Tiyan breathed in and out. “But why?” he croaked.
“She would’ve had a fighting chance, with a transplant,” said Cai. “Of course, the private lists are always given preference. We appealed for waived costs on experimental treatments that would have given her more time, and they denied it. We asked for reasons, and were given none. No explanation at all, really. Simply that it was not part of the standards for public care. So, Minister, you would come to me now, and ask for reasons?”
“You’re insane,” said Tiyan. “The damage caused—”
“What damage?” Cai clasped his hands behind his back. Those threadbare cuffs. “No one has died. I think you’ll find that the hydroharmonic output is more than sufficient. Powering this kingdom, its small joys and petty cruelties alike, for another year. And giving my wife the music I owed her. Too little, too late, but there it is.”

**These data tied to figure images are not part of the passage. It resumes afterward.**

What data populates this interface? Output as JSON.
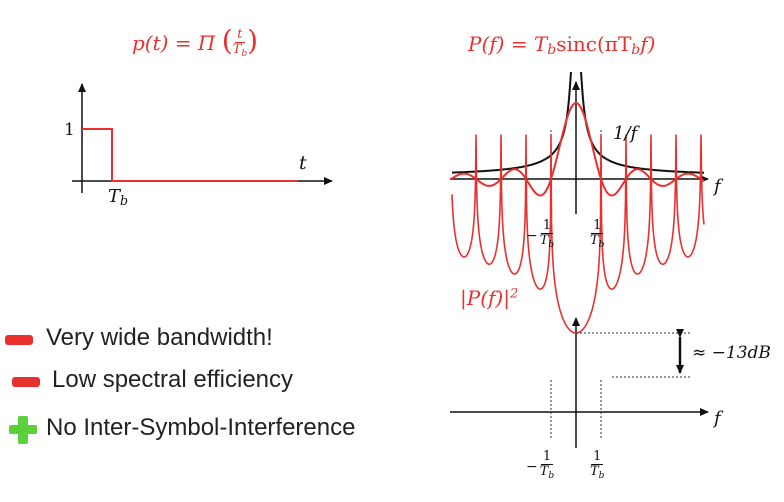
{
  "top_left": {
    "formula_lhs": "p(t) = Π",
    "frac_num": "t",
    "frac_den": "T",
    "frac_den_sub": "b",
    "label_one": "1",
    "label_t": "t",
    "label_tb": "T",
    "label_tb_sub": "b"
  },
  "top_right": {
    "formula": "P(f) = T",
    "formula_sub": "b",
    "formula_rest": "sinc(πT",
    "formula_sub2": "b",
    "formula_end": "f)",
    "label_invf": "1/f",
    "label_f": "f",
    "tick_neg_sign": "−",
    "tick_num": "1",
    "tick_den": "T",
    "tick_den_sub": "b"
  },
  "bottom_right": {
    "formula": "|P(f)|",
    "formula_sup": "2",
    "label_db": "≈ −13dB",
    "label_f": "f",
    "tick_neg_sign": "−",
    "tick_num": "1",
    "tick_den": "T",
    "tick_den_sub": "b"
  },
  "bullets": [
    {
      "icon": "minus-icon",
      "color": "#e8312f",
      "text": "Very wide bandwidth!"
    },
    {
      "icon": "minus-icon",
      "color": "#e8312f",
      "text": "Low spectral efficiency"
    },
    {
      "icon": "plus-icon",
      "color": "#5ad13a",
      "text": "No Inter-Symbol-Interference"
    }
  ]
}
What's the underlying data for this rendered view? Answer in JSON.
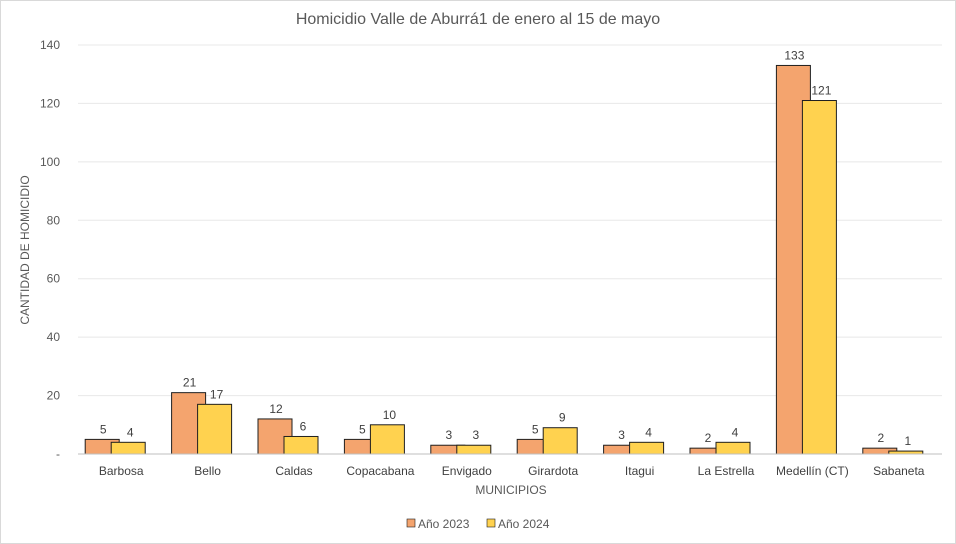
{
  "chart_data": {
    "type": "bar",
    "title": "Homicidio Valle de Aburrá1 de enero al 15 de mayo",
    "xlabel": "MUNICIPIOS",
    "ylabel": "CANTIDAD  DE HOMICIDIO",
    "ylim": [
      0,
      140
    ],
    "yticks": [
      0,
      20,
      40,
      60,
      80,
      100,
      120,
      140
    ],
    "ytick_labels": [
      "-",
      "20",
      "40",
      "60",
      "80",
      "100",
      "120",
      "140"
    ],
    "grid": true,
    "legend_position": "bottom",
    "categories": [
      "Barbosa",
      "Bello",
      "Caldas",
      "Copacabana",
      "Envigado",
      "Girardota",
      "Itagui",
      "La Estrella",
      "Medellín  (CT)",
      "Sabaneta"
    ],
    "series": [
      {
        "name": "Año 2023",
        "color": "#F4A46E",
        "values": [
          5,
          21,
          12,
          5,
          3,
          5,
          3,
          2,
          133,
          2
        ]
      },
      {
        "name": "Año 2024",
        "color": "#FFD24F",
        "values": [
          4,
          17,
          6,
          10,
          3,
          9,
          4,
          4,
          121,
          1
        ]
      }
    ]
  }
}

“All this,” said Tiyan faintly. He saw, with the clarity of a man witnessing his career wash out to sea, the extent of the Bureau’s reach. One song echoing throughout the entire kingdom. One dirge for a woman known to so few. “All this, for a funeral rite. First Pearl will be uninhabitable for months!”

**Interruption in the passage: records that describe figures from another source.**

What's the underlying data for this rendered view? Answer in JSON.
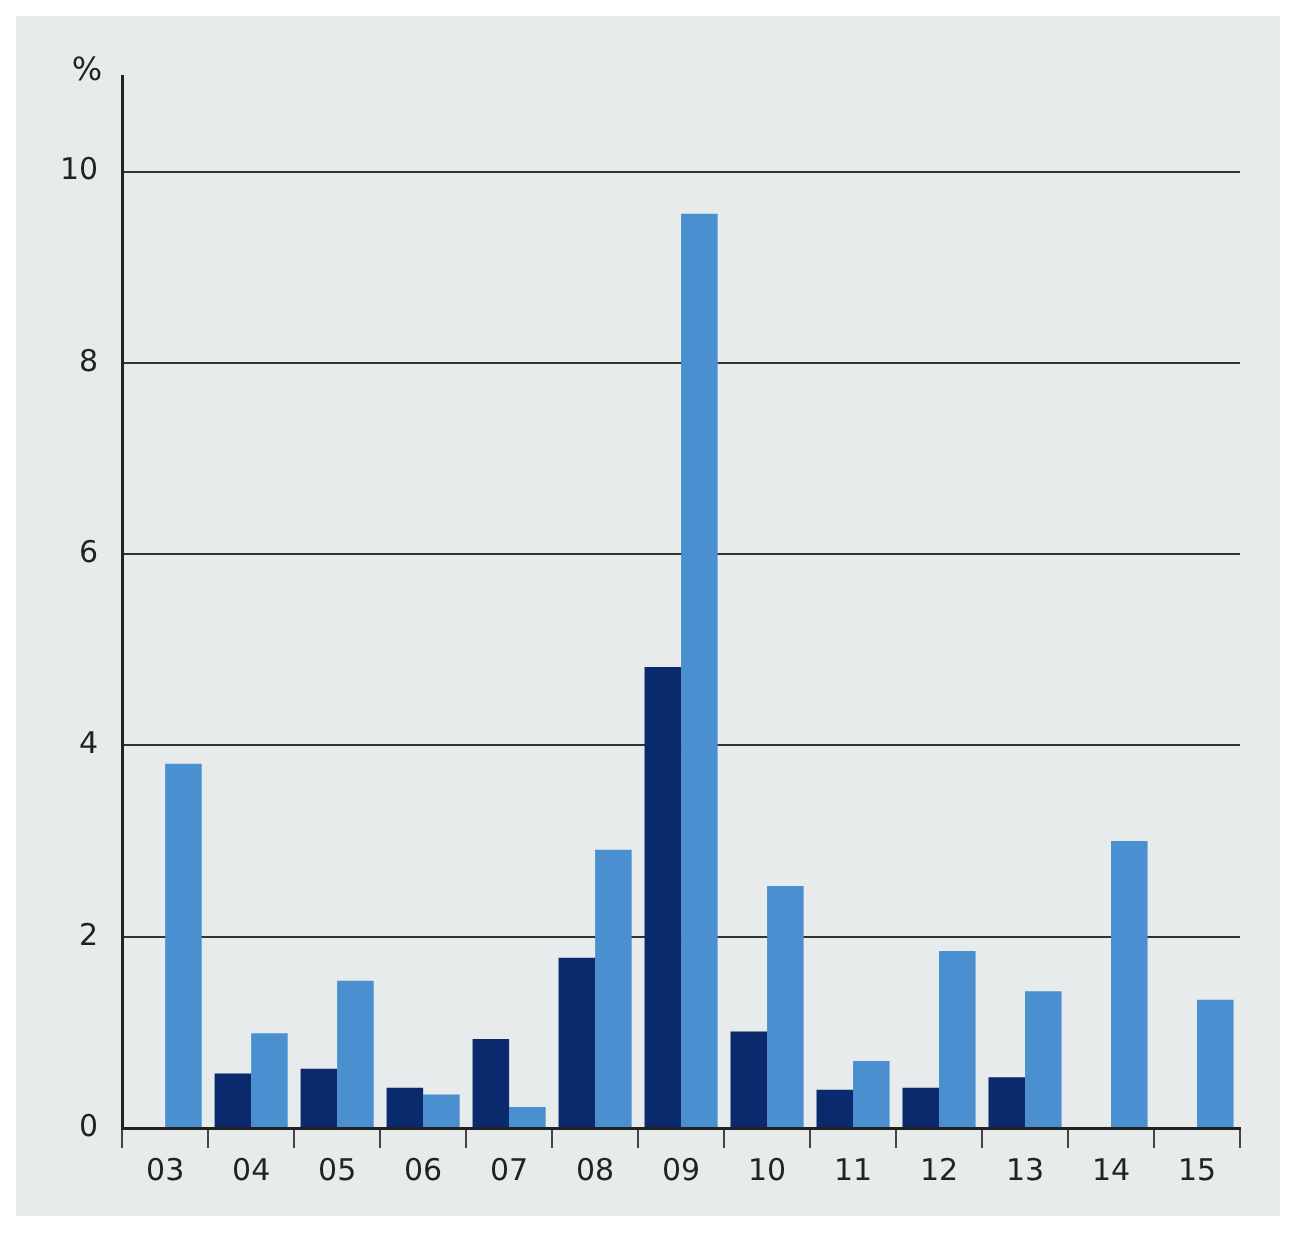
{
  "chart_data": {
    "type": "bar",
    "ylabel": "%",
    "categories": [
      "03",
      "04",
      "05",
      "06",
      "07",
      "08",
      "09",
      "10",
      "11",
      "12",
      "13",
      "14",
      "15"
    ],
    "series": [
      {
        "color": "#0b2a6e",
        "values": [
          null,
          0.57,
          0.62,
          0.42,
          0.93,
          1.78,
          4.82,
          1.01,
          0.4,
          0.42,
          0.53,
          null,
          null
        ]
      },
      {
        "color": "#4a8fd0",
        "values": [
          3.81,
          0.99,
          1.54,
          0.35,
          0.22,
          2.91,
          9.56,
          2.53,
          0.7,
          1.85,
          1.43,
          3.0,
          1.34
        ]
      }
    ],
    "ylim": [
      0,
      11
    ],
    "yticks": [
      0,
      2,
      4,
      6,
      8,
      10
    ],
    "grid": "y",
    "legend": false
  }
}
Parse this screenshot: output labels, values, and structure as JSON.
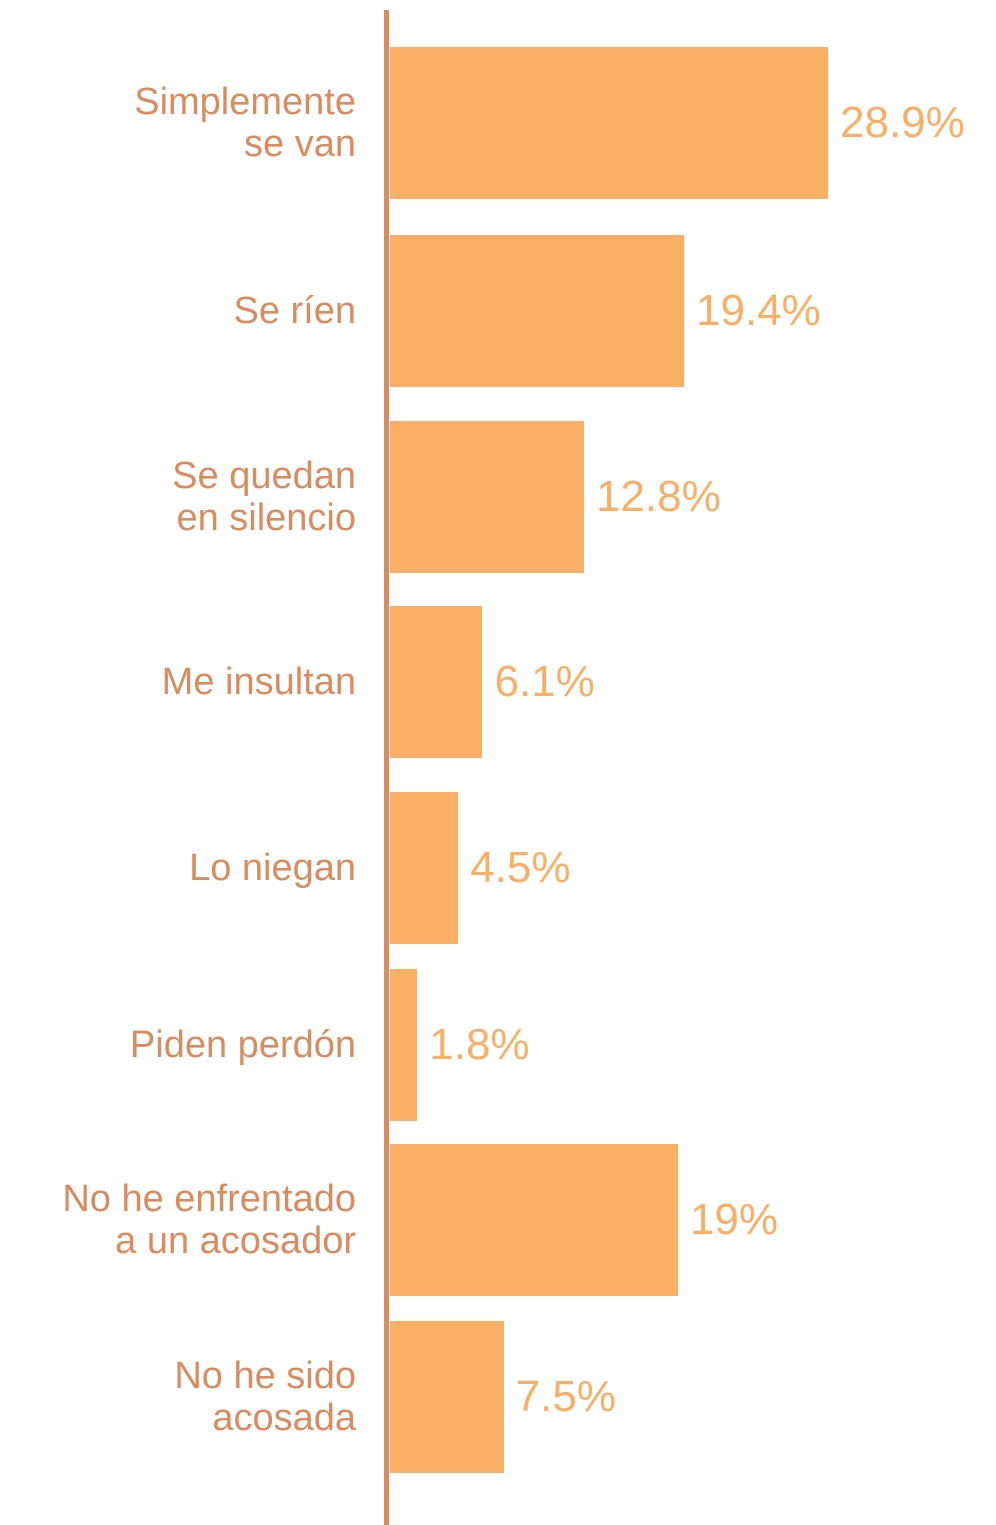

“Good.” Cai Sol turned to face the Minister of Civil Engineering. His glasses were misty; a river had overflown down his cheeks, it appeared, and been on its way. “To the hells with all of them, and no spring upon their names.”
“You’ve thrown away your career on a gesture that will be undone within a year,” said Tiyan. “Is this some sort of political statement? Who will attribute any greater meaning to what you’ve done?”
“I’ve sent my statements to the appropriate media outlets,” said Cai, with a dismissive wave of one hand. “I don’t place much faith in them. I’ve made a small impact, if any, Minister. But you must understand.”
He stepped away from the window, then; stepped in front of Tiyan, looked at him over the tops of his unfashionable glasses. “I loved my wife, Minister. I was prepared for a lifetime of small gestures made in her honour. That path is closed to me, so I have made one large gesture.”
“You’ve ruined the reputation of this Bureau. You’ve ruined your own life, you fool. The crimes you are about to be charged with? You’ll never lay eyes on a river again.”
“There’s a bottle of pills in my desk drawer—eh, don’t open your mouth like a fish, I haven’t taken any.” Cai Sol twisted his mouth, as near to a smile as Tiyan had ever seen from him. “I make the point that I could have used this large gesture to punctuate my life, indicating my lack of interest in continuing it alone. But my wife always wished—even when we knew it was over, when we knew there was nothing more that could be done—” and here he blinked, and looked away, and his voice dropped so low that it was nearly inaudible over the Kephamh’s lilting elegy, drifting west across fifty kilometres of green floodplain and twisting mangrove. “For me to go on. For life to be clung to, when possible, and changed for the better, however slightly, note by note, year by year. So, Minister, if there’s any tea left upstairs, I wouldn’t mind a cup for the road.”